We also have a dobermann who does origami !!


----------



## relay (May 9, 2005)

Oh Izzy, you are beautiful! Keep practising with the craft work :wink: 

-H


----------



## greenasthegrass (Oct 27, 2007)

aw hello Izzy you are so lovely! We have a sossy who likes to decorate skirting boards she does the stripping bit but then forgets the varnish! 

Actually she's not done it lately she has moved on to the magazine holder - well it got in her way - we think!

More pics please.

Greenie :lol:


----------



## wakk44 (Jun 15, 2006)

*Izzy*

Welcome Izzy  
I see she has perfected that " butter wouldn't melt in my mouth " look already :lol:


----------



## patnles (Oct 26, 2006)

Izzy says thankyou for all the nice comments  
I'm finding having a pup a bit less relaxing than having an old dog :lol: but Izzy does make me laugh with her antics.
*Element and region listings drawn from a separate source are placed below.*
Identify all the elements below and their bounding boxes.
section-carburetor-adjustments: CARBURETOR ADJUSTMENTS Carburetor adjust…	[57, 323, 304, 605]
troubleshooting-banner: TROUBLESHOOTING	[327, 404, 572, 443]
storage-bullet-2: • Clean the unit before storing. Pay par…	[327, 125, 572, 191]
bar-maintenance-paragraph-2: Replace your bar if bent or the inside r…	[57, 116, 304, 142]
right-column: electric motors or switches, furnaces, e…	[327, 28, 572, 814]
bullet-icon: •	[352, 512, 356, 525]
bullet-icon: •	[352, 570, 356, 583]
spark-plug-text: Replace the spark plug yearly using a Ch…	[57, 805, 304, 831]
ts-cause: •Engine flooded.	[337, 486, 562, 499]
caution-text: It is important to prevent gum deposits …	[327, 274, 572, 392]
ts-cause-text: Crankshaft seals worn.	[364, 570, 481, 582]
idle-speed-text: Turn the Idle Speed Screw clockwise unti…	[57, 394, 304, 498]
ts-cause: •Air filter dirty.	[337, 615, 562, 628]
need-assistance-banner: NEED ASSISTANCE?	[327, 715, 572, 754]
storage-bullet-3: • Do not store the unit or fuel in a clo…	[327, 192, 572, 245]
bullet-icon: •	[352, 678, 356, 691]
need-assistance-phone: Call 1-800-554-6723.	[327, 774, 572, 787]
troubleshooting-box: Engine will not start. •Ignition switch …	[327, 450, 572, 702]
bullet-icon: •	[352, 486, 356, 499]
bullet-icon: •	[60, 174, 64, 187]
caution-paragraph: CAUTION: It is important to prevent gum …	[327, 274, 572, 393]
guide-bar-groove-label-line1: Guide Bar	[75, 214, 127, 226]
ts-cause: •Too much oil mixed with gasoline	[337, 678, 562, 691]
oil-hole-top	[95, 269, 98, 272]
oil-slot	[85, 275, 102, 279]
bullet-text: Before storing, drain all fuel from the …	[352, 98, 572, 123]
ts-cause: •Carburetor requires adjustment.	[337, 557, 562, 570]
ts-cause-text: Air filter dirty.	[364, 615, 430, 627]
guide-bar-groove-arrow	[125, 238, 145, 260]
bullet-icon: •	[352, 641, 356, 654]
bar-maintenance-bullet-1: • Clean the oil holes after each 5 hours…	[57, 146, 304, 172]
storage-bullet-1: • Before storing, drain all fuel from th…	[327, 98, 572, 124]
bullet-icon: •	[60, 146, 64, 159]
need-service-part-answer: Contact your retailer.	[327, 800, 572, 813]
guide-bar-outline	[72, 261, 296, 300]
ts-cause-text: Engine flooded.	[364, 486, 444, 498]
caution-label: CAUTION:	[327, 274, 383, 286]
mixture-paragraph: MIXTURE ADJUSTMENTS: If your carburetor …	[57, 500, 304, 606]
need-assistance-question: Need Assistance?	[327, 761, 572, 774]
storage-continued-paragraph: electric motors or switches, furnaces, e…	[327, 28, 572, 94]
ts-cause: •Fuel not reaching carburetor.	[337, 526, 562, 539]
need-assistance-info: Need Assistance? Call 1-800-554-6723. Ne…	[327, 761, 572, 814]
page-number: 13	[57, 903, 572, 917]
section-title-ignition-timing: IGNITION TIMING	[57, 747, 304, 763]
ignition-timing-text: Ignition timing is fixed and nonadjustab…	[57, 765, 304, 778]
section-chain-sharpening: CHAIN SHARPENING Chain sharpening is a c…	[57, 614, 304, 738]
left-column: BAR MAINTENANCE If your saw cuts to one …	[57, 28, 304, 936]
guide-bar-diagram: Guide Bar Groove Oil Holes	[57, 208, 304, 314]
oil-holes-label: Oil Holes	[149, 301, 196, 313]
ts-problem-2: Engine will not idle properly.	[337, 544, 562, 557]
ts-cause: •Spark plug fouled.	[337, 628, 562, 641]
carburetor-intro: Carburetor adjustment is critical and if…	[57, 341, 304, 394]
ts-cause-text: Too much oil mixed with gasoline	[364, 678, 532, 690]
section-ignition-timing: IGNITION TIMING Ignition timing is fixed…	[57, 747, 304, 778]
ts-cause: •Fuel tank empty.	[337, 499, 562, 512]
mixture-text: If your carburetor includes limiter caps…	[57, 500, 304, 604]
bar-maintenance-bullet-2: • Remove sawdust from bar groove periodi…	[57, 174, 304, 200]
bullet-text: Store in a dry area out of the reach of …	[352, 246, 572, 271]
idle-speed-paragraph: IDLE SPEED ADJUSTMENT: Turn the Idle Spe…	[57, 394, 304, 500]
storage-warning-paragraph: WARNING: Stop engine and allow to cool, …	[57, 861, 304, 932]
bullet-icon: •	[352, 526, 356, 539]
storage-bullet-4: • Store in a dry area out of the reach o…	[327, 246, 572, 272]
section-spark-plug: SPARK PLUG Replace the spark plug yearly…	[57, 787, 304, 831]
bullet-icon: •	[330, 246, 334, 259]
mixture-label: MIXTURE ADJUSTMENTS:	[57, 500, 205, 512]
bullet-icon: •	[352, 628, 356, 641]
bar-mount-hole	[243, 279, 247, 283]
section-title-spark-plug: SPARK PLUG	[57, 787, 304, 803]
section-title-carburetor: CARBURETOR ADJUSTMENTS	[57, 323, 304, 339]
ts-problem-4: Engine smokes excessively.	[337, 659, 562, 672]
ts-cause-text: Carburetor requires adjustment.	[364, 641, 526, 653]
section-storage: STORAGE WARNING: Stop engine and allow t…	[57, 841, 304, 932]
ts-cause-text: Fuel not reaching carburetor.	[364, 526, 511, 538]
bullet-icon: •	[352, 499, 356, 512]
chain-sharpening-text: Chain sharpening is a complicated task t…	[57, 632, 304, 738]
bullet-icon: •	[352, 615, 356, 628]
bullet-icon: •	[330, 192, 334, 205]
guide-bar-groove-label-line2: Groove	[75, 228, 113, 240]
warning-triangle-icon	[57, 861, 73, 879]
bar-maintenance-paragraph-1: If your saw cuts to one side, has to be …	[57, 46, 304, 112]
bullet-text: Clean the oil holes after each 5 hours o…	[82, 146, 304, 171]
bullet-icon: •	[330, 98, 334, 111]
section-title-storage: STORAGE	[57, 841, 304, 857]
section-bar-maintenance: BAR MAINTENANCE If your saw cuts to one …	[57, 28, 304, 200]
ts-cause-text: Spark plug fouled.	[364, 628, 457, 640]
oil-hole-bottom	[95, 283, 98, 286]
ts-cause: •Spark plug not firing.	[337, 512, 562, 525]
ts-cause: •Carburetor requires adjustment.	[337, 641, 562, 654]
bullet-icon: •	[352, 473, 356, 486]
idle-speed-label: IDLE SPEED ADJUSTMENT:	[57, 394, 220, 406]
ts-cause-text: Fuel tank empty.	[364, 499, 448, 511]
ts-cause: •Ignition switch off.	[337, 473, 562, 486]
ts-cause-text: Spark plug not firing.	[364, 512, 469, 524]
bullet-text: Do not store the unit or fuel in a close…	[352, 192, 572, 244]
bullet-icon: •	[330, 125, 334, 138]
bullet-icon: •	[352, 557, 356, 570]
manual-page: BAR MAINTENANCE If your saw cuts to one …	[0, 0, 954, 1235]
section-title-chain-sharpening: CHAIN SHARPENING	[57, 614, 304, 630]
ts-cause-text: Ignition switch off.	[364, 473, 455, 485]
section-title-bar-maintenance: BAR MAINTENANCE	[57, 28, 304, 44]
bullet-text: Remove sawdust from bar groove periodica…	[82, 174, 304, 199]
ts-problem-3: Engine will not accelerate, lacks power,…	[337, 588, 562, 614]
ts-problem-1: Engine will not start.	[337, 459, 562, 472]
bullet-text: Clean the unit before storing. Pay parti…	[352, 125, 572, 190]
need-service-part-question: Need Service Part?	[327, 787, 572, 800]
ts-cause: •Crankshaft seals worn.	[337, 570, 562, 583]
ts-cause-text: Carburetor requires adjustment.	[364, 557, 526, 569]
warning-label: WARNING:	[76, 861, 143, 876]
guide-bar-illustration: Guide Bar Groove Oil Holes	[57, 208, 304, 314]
It's difficult to get decent photos of her as she's usually too busy. 
Lesley


----------



## patnles (Oct 26, 2006)

Izzy is 20 weeks old now and growing fast. Here she is practising her sit/stay. 









Sitting is easy, staying is not   
Lesley


----------



## Walmer (Mar 4, 2006)

She is just beautiful!!! 

Hilary


----------



## Walmer (Mar 4, 2006)

She is just beautiful!!! 

Hilary


----------